O que acontecia… As vezes você estava no meio de uma ligação e aparecia mais dois indivíduos conversando. Esse erro não acontece mais, saímos do Circuit Switching e agora estamos na era do Package Switching. Em raríssimas vezes esse erro causava problemas, ou porque teríamos nossos segredos revelados, ou porque as pessoas simplesmente não percebiam que o interlocutor tinha mudado.

E foi esse meu sentimento ao ler A Mente Moralista de Jonathan Haidt. Na verdade já tinha tendo essa impressão anteriormente, mas culpabilizava apenas as Redes Sociais. Elas não são inocentes, muito pelo contrário, são elas quem potencializam os efeitos do que esse livro trata.

Antes de começar, quero afirmar que o nome do livro é péssimo! O nome original é The Righteous Mind: Why Good People Are Divided by Politics and Religion. Vale lembrar que ele não está falando da Direita, está falando de correto. Nossa mente sempre nos dará a impressão que nós estamos correto e os outros errado.

Meu intuito lendo esse livro é apenas entender por que não podemos todos nos dar bem? E essa é a frase inicial do livro. O autor tenta construir também suas teorias sobre o assunto, mas ele usou o método científico para isso. Ele construiu experimentos e tentou provar suas teorias. Ao contrário de muitos, ele foi aberto a questionar a suas próprias crenças ao fazer esses experimentos, não tentando apenas reforçar suas crenças através de argumentos, mas colocar elas a prova para ver se realmente são verdadeiras.

De onde vem a moralidade?

— Você deve crer na mesma coisa que eu creio.

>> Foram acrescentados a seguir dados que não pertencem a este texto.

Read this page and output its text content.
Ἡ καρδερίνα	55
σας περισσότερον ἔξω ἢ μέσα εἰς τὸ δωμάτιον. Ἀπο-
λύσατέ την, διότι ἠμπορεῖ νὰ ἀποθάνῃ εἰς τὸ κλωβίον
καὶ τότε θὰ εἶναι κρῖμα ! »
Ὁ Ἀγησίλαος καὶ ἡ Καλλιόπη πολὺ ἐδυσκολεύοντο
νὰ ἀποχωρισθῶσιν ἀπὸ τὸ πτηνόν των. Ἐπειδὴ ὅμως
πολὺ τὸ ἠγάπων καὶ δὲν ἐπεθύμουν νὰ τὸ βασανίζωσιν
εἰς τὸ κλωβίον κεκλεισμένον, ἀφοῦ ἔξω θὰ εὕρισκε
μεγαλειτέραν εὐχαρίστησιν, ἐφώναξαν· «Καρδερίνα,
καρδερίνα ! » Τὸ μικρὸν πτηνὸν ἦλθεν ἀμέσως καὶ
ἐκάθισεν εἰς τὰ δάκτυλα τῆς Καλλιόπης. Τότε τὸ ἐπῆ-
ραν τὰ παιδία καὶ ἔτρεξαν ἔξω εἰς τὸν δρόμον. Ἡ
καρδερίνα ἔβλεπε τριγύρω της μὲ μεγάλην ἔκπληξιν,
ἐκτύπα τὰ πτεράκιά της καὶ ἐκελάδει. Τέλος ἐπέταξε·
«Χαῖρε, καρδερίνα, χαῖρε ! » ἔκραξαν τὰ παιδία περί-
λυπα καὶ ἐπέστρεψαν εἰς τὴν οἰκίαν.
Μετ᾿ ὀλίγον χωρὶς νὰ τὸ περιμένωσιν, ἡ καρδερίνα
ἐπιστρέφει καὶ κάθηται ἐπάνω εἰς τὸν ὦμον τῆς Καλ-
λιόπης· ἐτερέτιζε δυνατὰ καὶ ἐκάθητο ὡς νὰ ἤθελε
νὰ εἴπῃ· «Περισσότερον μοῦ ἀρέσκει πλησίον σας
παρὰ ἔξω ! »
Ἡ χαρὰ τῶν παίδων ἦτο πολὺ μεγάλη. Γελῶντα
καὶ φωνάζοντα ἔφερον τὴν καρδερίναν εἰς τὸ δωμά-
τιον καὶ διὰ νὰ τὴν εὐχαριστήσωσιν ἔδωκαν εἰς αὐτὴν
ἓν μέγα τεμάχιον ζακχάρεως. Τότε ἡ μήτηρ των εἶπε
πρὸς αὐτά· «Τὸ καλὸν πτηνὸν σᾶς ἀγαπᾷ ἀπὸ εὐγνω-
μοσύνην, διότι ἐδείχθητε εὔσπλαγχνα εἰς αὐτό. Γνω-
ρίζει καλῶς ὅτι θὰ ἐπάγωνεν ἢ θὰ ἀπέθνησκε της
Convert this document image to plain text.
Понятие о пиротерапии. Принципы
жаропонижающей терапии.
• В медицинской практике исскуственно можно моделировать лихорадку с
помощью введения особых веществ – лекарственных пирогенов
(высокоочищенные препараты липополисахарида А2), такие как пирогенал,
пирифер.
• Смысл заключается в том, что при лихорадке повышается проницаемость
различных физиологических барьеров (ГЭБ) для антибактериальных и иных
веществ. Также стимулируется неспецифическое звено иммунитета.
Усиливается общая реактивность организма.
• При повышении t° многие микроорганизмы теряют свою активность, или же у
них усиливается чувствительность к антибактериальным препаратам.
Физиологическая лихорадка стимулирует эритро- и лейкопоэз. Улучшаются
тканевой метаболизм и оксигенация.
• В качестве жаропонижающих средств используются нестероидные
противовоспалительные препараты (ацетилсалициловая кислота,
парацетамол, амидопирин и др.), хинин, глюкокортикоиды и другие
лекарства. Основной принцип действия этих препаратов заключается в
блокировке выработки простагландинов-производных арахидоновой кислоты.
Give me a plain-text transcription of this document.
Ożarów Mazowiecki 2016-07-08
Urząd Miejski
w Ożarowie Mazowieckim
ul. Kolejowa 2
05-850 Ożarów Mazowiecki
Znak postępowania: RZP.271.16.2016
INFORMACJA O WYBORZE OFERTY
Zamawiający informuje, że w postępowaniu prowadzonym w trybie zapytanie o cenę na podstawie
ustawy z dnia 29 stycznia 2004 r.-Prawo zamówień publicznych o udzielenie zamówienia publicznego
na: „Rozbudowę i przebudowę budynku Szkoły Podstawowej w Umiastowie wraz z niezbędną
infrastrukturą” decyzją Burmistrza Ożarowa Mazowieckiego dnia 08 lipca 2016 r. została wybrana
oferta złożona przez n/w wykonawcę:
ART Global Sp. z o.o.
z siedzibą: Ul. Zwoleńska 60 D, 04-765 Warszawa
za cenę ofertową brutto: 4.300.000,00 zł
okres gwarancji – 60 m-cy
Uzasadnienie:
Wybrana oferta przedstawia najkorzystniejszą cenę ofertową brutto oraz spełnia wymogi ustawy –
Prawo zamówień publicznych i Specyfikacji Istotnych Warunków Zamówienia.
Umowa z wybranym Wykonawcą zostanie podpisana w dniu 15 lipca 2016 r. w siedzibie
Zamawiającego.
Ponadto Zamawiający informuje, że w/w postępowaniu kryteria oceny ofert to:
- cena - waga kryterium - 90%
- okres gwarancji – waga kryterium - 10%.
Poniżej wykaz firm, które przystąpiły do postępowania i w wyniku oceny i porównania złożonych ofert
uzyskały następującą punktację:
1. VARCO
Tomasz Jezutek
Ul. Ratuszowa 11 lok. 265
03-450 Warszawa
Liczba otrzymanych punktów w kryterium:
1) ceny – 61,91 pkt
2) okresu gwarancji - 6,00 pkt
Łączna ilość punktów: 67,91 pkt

Esse é o pressuposto básico de 99,9999% das discussões da internet. “Isso é óbvio!” talvez seja a frase mais dita no Twitter. Segundo meu próprio instituo de pesquisas que não se importa com nenhum método científico.

Logo o autor tenta fazer uma árvore genealógica de onde vem seus conceitos e suas experiências. Será que você crer naquilo que eu creio. Ele parte de dois pressupostos:

  • A moralidade é inata
  • A moralidade é ensinada

E sabe o que a conclusão? Nenhuma das duas! Segundo os estudos, temos uma certa moralidade inata. Como um roteiro para uma peça de teatro, que pode vir da Psicologia Evolutiva ou mesmo da Genética. E nem ao menos abraçamos a moralidade que nos é ensinada de graça. Ao contrário, nós construímos nossa moralidade a partir das nossas experiências.

Muito provavelmente o menino liberal que crê que se alguém trabalhar muito terá sucesso, nunca sofreu preconceito na vida, sendo assim nunca teve suas oportunidades desperdiçadas por decisões impensadas de outros.

Muito provavelmente o cara da periferia que ralou pra caramba e crê que todo Classe Média é FDP, já topou com muitos indivíduos Classe Média FDP.

Eles creem que seus julgamentos últimos são A Verdade.

Mas o que isso significa? Significa que não devemos tratar os outros como hipócritas! Eles estão sendo sinceros dentro da sua experiência de vida limitada, assim como você está sendo sincero dentro da sua experiência vida limitada. E eu, escrevendo isso, estou sendo sincero dentro da minha experiência de vida limitada. Todos nós temos uma experiência de vida limitada por não conhecer plenamente o outro.

O que controla nossas decisões?

— Todos os meus movimentos são friamente calculados.

Outra pergunta que ele tenta responder é de onde vem nossos julgamentos morais? Existem algumas suspeitas:

  • Eles são puramente racionais
  • Eles são puramente emocionais

E ele descobre que nem um nem outro. As emoções são como um Elefante, ele ainda coloca um elefante por ser um ser gigante, eu colocaria um Olifante, pois creio que o autor preferiria um animal maior ainda. E a razão é o Ginete que o comanda. A razão até tem controle, mas as emoções podem se descontrolar quando desejarem.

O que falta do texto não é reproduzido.